= Theresa Castro =

Theresa Castro (February 15, 1917 – March 2, 2002), was the wife of Bernard Castro, the inventor of the Castro Convertible sofa.

Theresa was born Theresa Barabas on a dairy farm outside McKeesport, Pennsylvania, on February 15, 1917. Her father was Hungarian and her mother Austrian. At the age of 13, Theresa entered a convent to fulfill a promise her mother had made to an order of nuns. She eventually left, promising her mother that she would 'do more good from outside the cloistered walls.' Bernard Castro married Theresa Barabas on Valentine’s Day 1942. Their two children were Bernard Jr. and Bernadette. Bernard Jr. died at the age of 26.

Bernadette became famous in the New York Metropolitan Areas as the 4 year old living trademark of the company. It was Theresa’s idea to use their daughter Bernadette, starting at the age of 4, with her white nightgown and sausage curls, in television commercials for the sofas as the company’s living trademark. The commercial – shown 40,000 times in various forms – was one of the first local advertisements to run on television and was said to be the first to feature a child. Theresa assisted Bernard answering the phones and stuffing cushions in the young company, which eventually became a retailer and manufacturer of fine convertible furniture – Castro Convertibles.

Theresa was an original investor and the first Chairmen of the Board of Gold Coast Magazine in Fort Lauderdale, Florida, which is celebrating its 50th anniversary in 2015. She was also a huge supporter of Ocala Magazine in Ocala, Florida.
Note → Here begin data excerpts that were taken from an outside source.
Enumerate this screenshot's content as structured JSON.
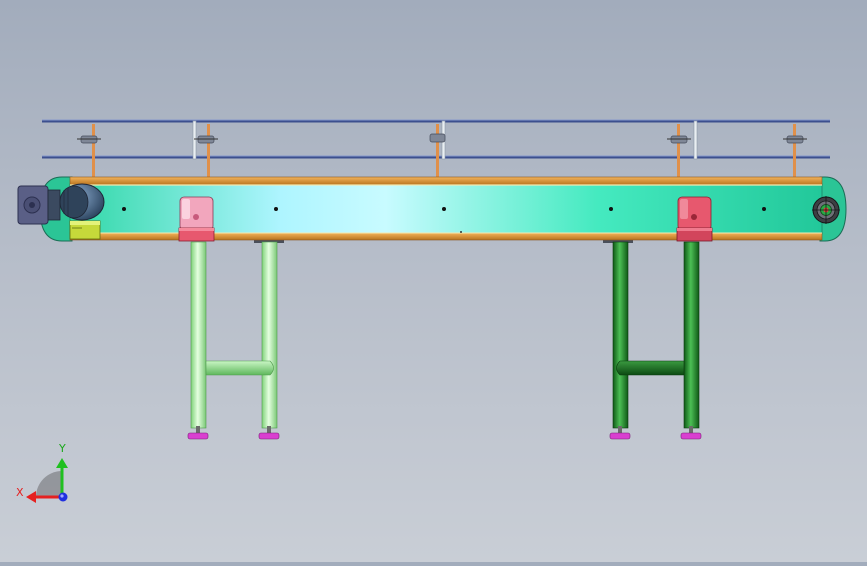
{
  "viewport": {
    "background_top": "#a2acbc",
    "background_bottom": "#c9ced6"
  },
  "model": {
    "frame_color": "#33e8b8",
    "belt_edge_color": "#e09a3a",
    "guardrail_color": "#3c4f8e",
    "bracket_post_color": "#e0904a",
    "left_leg_color": "#a6eea0",
    "right_leg_color": "#1e8a2a",
    "mount_block_color": "#e7586e",
    "foot_color": "#d93fd0",
    "motor_color": "#3f5a7a",
    "gearbox_color": "#6a6f8a",
    "idler_color": "#2aa845"
  },
  "triad": {
    "x_label": "X",
    "y_label": "Y",
    "x_color": "#e52020",
    "y_color": "#20c020",
    "z_color": "#2030e0"
  }
}
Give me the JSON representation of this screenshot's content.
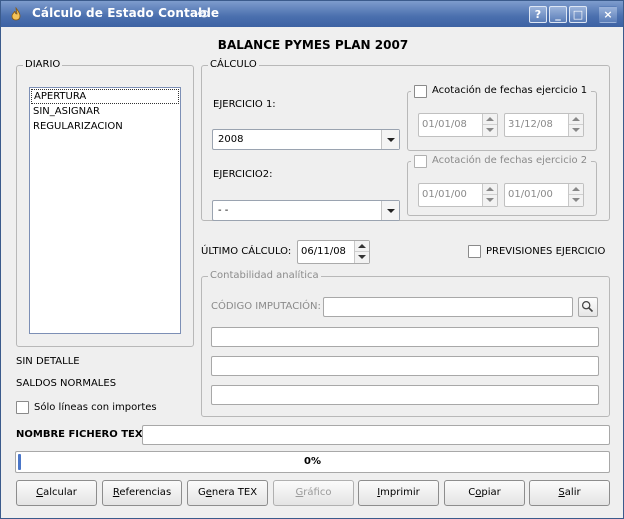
{
  "window": {
    "title": "Cálculo de Estado Contable",
    "buttons": {
      "help": "?",
      "minimize": "_",
      "maximize": "□",
      "close": "×"
    }
  },
  "heading": "BALANCE PYMES PLAN 2007",
  "diario": {
    "label": "DIARIO",
    "items": [
      "APERTURA",
      "SIN_ASIGNAR",
      "REGULARIZACION"
    ],
    "selected_index": 0,
    "sin_detalle": "SIN DETALLE",
    "saldos_normales": "SALDOS NORMALES",
    "solo_lineas_label": "Sólo líneas con importes"
  },
  "calculo": {
    "label": "CÁLCULO",
    "ejercicio1": {
      "label": "EJERCICIO 1:",
      "value": "2008",
      "acotacion_label": "Acotación de fechas ejercicio 1",
      "date_from": "01/01/08",
      "date_to": "31/12/08"
    },
    "ejercicio2": {
      "label": "EJERCICIO2:",
      "value": "- -",
      "acotacion_label": "Acotación de fechas ejercicio 2",
      "date_from": "01/01/00",
      "date_to": "01/01/00"
    }
  },
  "ultimo_calculo": {
    "label": "ÚLTIMO CÁLCULO:",
    "value": "06/11/08"
  },
  "previsiones_label": "PREVISIONES EJERCICIO",
  "analitica": {
    "label": "Contabilidad analítica",
    "codigo_label": "CÓDIGO IMPUTACIÓN:",
    "codigo_value": ""
  },
  "nombre_fichero": {
    "label": "NOMBRE FICHERO TEX:",
    "value": ""
  },
  "progress": {
    "value": 0,
    "text": "0%"
  },
  "buttons": {
    "calcular": {
      "mnemonic": "C",
      "rest": "alcular"
    },
    "referencias": {
      "mnemonic": "R",
      "rest": "eferencias"
    },
    "genera_tex": {
      "pre": "G",
      "mnemonic": "e",
      "rest": "nera TEX"
    },
    "grafico": {
      "mnemonic": "G",
      "rest": "ráfico"
    },
    "imprimir": {
      "mnemonic": "I",
      "rest": "mprimir"
    },
    "copiar": {
      "pre": "C",
      "mnemonic": "o",
      "rest": "piar"
    },
    "salir": {
      "mnemonic": "S",
      "rest": "alir"
    }
  },
  "colors": {
    "titlebar": "#4a6fae",
    "progress_fill": "#4a76c8"
  }
}
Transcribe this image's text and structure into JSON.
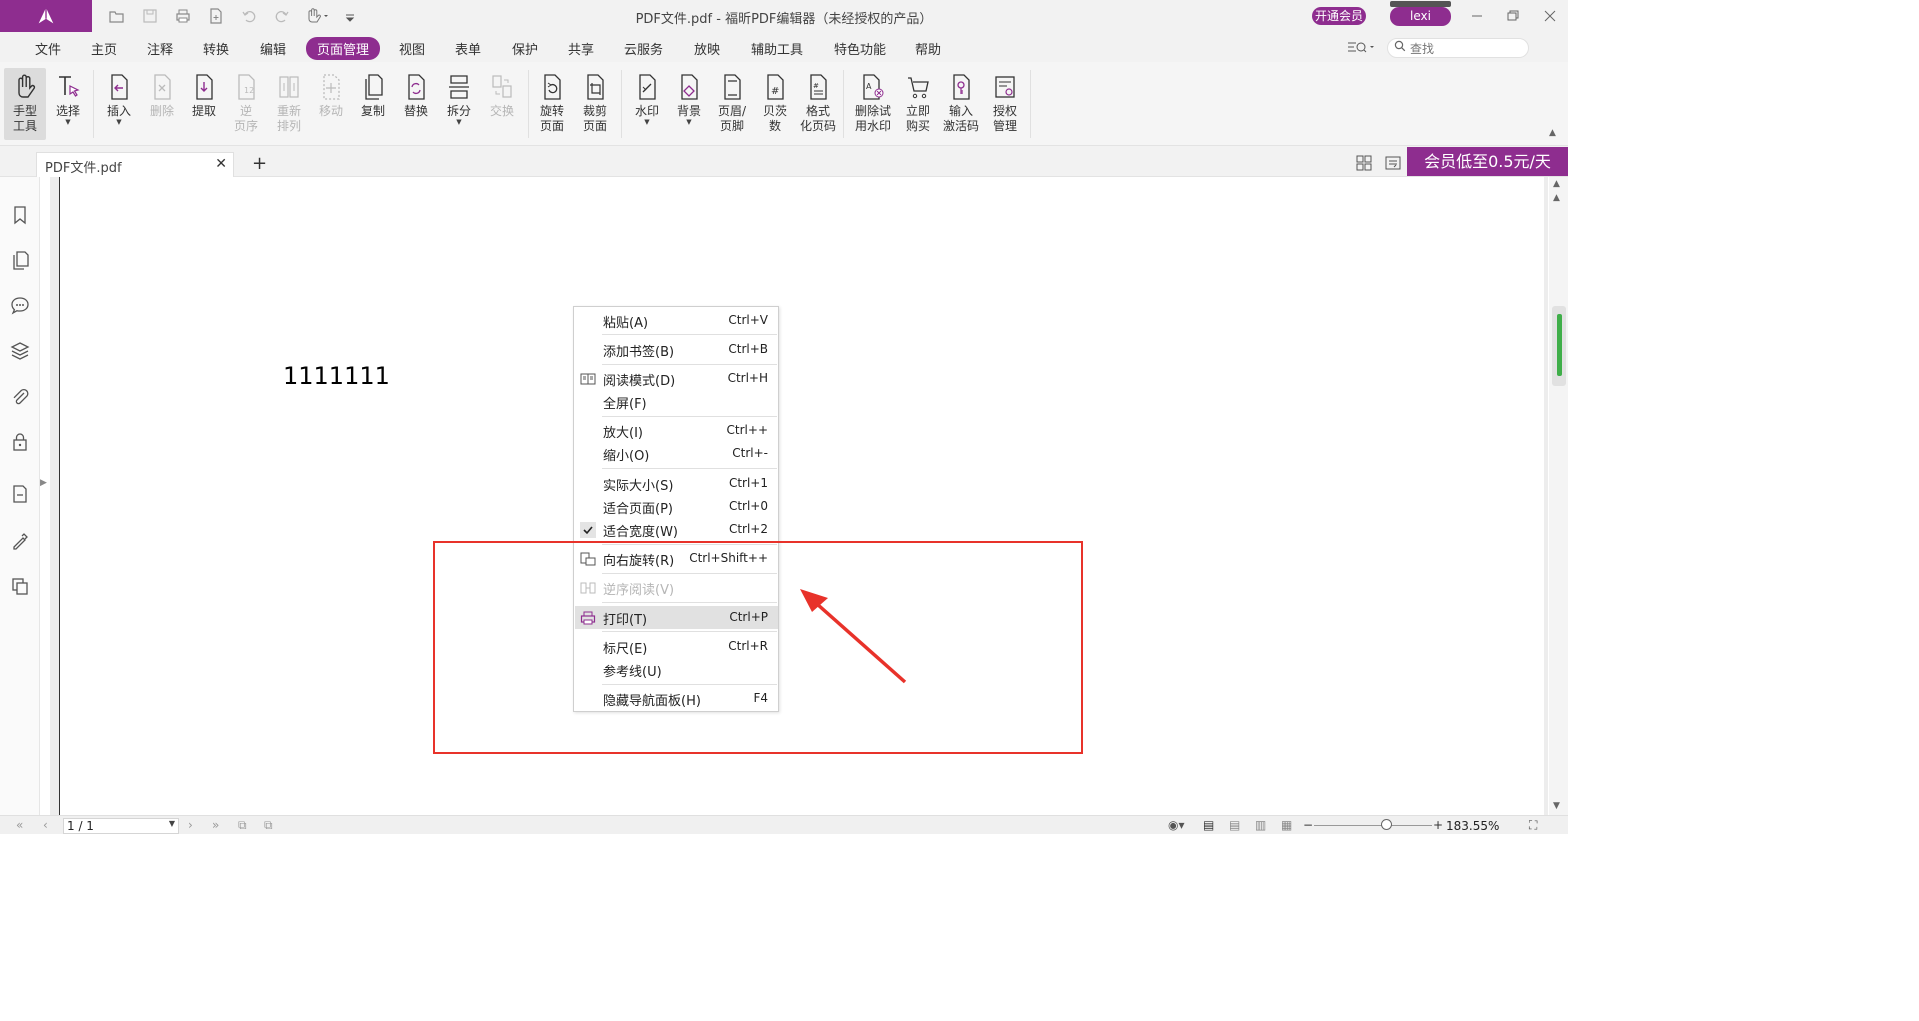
{
  "window": {
    "title": "PDF文件.pdf - 福昕PDF编辑器（未经授权的产品）",
    "vip_label": "开通会员",
    "user_name": "lexi"
  },
  "menubar": {
    "items": [
      "文件",
      "主页",
      "注释",
      "转换",
      "编辑",
      "页面管理",
      "视图",
      "表单",
      "保护",
      "共享",
      "云服务",
      "放映",
      "辅助工具",
      "特色功能",
      "帮助"
    ],
    "active": "页面管理",
    "search_placeholder": "查找"
  },
  "ribbon": {
    "buttons": [
      {
        "label": "手型\n工具",
        "icon": "hand-icon",
        "enabled": true
      },
      {
        "label": "选择",
        "icon": "select-text-icon",
        "enabled": true
      },
      {
        "label": "插入",
        "icon": "insert-page-icon",
        "enabled": true
      },
      {
        "label": "删除",
        "icon": "delete-page-icon",
        "enabled": false
      },
      {
        "label": "提取",
        "icon": "extract-page-icon",
        "enabled": true
      },
      {
        "label": "逆\n页序",
        "icon": "reverse-order-icon",
        "enabled": false
      },
      {
        "label": "重新\n排列",
        "icon": "rearrange-icon",
        "enabled": false
      },
      {
        "label": "移动",
        "icon": "move-page-icon",
        "enabled": false
      },
      {
        "label": "复制",
        "icon": "copy-page-icon",
        "enabled": true
      },
      {
        "label": "替换",
        "icon": "replace-page-icon",
        "enabled": true
      },
      {
        "label": "拆分",
        "icon": "split-icon",
        "enabled": true
      },
      {
        "label": "交换",
        "icon": "swap-icon",
        "enabled": false
      },
      {
        "label": "旋转\n页面",
        "icon": "rotate-page-icon",
        "enabled": true
      },
      {
        "label": "裁剪\n页面",
        "icon": "crop-page-icon",
        "enabled": true
      },
      {
        "label": "水印",
        "icon": "watermark-icon",
        "enabled": true
      },
      {
        "label": "背景",
        "icon": "background-icon",
        "enabled": true
      },
      {
        "label": "页眉/\n页脚",
        "icon": "header-footer-icon",
        "enabled": true
      },
      {
        "label": "贝茨\n数",
        "icon": "bates-number-icon",
        "enabled": true
      },
      {
        "label": "格式\n化页码",
        "icon": "format-page-number-icon",
        "enabled": true
      },
      {
        "label": "删除试\n用水印",
        "icon": "remove-trial-watermark-icon",
        "enabled": true
      },
      {
        "label": "立即\n购买",
        "icon": "shopping-cart-icon",
        "enabled": true
      },
      {
        "label": "输入\n激活码",
        "icon": "activation-key-icon",
        "enabled": true
      },
      {
        "label": "授权\n管理",
        "icon": "license-manage-icon",
        "enabled": true
      }
    ]
  },
  "tabs": {
    "document_tab": "PDF文件.pdf",
    "promo": "会员低至0.5元/天"
  },
  "document": {
    "page_text": "1111111"
  },
  "context_menu": {
    "items": [
      {
        "label": "粘贴(A)",
        "shortcut": "Ctrl+V",
        "enabled": true
      },
      {
        "label": "添加书签(B)",
        "shortcut": "Ctrl+B",
        "enabled": true
      },
      {
        "label": "阅读模式(D)",
        "shortcut": "Ctrl+H",
        "enabled": true,
        "icon": "reading-mode-icon"
      },
      {
        "label": "全屏(F)",
        "shortcut": "",
        "enabled": true
      },
      {
        "label": "放大(I)",
        "shortcut": "Ctrl++",
        "enabled": true
      },
      {
        "label": "缩小(O)",
        "shortcut": "Ctrl+-",
        "enabled": true
      },
      {
        "label": "实际大小(S)",
        "shortcut": "Ctrl+1",
        "enabled": true
      },
      {
        "label": "适合页面(P)",
        "shortcut": "Ctrl+0",
        "enabled": true
      },
      {
        "label": "适合宽度(W)",
        "shortcut": "Ctrl+2",
        "enabled": true,
        "checked": true
      },
      {
        "label": "向右旋转(R)",
        "shortcut": "Ctrl+Shift++",
        "enabled": true,
        "icon": "rotate-right-icon"
      },
      {
        "label": "逆序阅读(V)",
        "shortcut": "",
        "enabled": false,
        "icon": "reverse-reading-icon"
      },
      {
        "label": "打印(T)",
        "shortcut": "Ctrl+P",
        "enabled": true,
        "icon": "print-icon",
        "highlighted": true
      },
      {
        "label": "标尺(E)",
        "shortcut": "Ctrl+R",
        "enabled": true
      },
      {
        "label": "参考线(U)",
        "shortcut": "",
        "enabled": true
      },
      {
        "label": "隐藏导航面板(H)",
        "shortcut": "F4",
        "enabled": true
      }
    ]
  },
  "statusbar": {
    "page_indicator": "1 / 1",
    "zoom": "183.55%"
  },
  "colors": {
    "brand": "#8e2d8f",
    "annotation": "#e8322a"
  }
}
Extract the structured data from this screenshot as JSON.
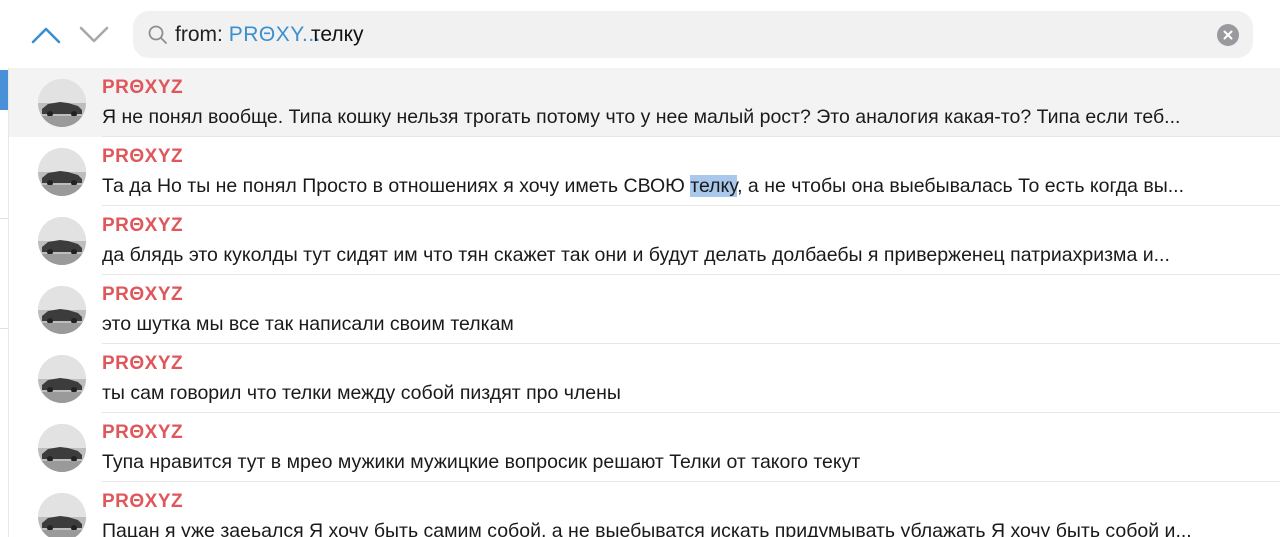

Mrs. Castro’s many charitable endeavors included the Florida School for the Deaf and Blind in Saint Augustine, Florida. Theresa was appointed by the Florida state legislature to the Board of The Florida School for the Deaf and the Blind and led the fundraising effort to build the school’s interfaith chapel. The chapel was renamed in her honor on November 15, 1986. Theresa received an Honorary Doctor of Science Degree from the Florida Institute of Technology in 1973. She also served on the board of Embry–Riddle University in Daytona.

Together with her husband, Theresa and Bernard Castro founded the Golden Hills Academy in Ocala, Florida. Theresa loved children and the school provided many opportunities for learning and equestrian activities.

Theresa was so passionate about finding a cure for cancer that she founded the Royal Dames for Cancer Research in Fort Lauderdale, which continues to raise money for Nova Southeastern University’s cancer research lab in Fort Lauderdale. Theresa also founded the Royal Dames chapter in Ocala, Florida raising funds for cancer research at Shands Teaching Hospital at the University of Florida. Theresa also spent much of her time raising money for the American Heart Fund both in Fort Lauderdale and Ocala, Florida.

Theresa was a proud patriot. She and Bernard dedicated a portion of Castro Farms in Ocala for annual practice maneuvers by the Florida National Guard. The National Guard erected a sign on the property calling it “The Castro Drop Zone.” Each year after the helicopter maneuvers, the Guardsmen and their families were all invited to the Castro homestead for a barbecue. As a gesture of appreciation Theresa and Bernard were made Honorary Green Berets.

In October 2014, the city of Ocala named a street between its two medical centers, Honorary Theresa and Bernard Castro Avenue, in honor of the Castro’s philanthropic work in the area.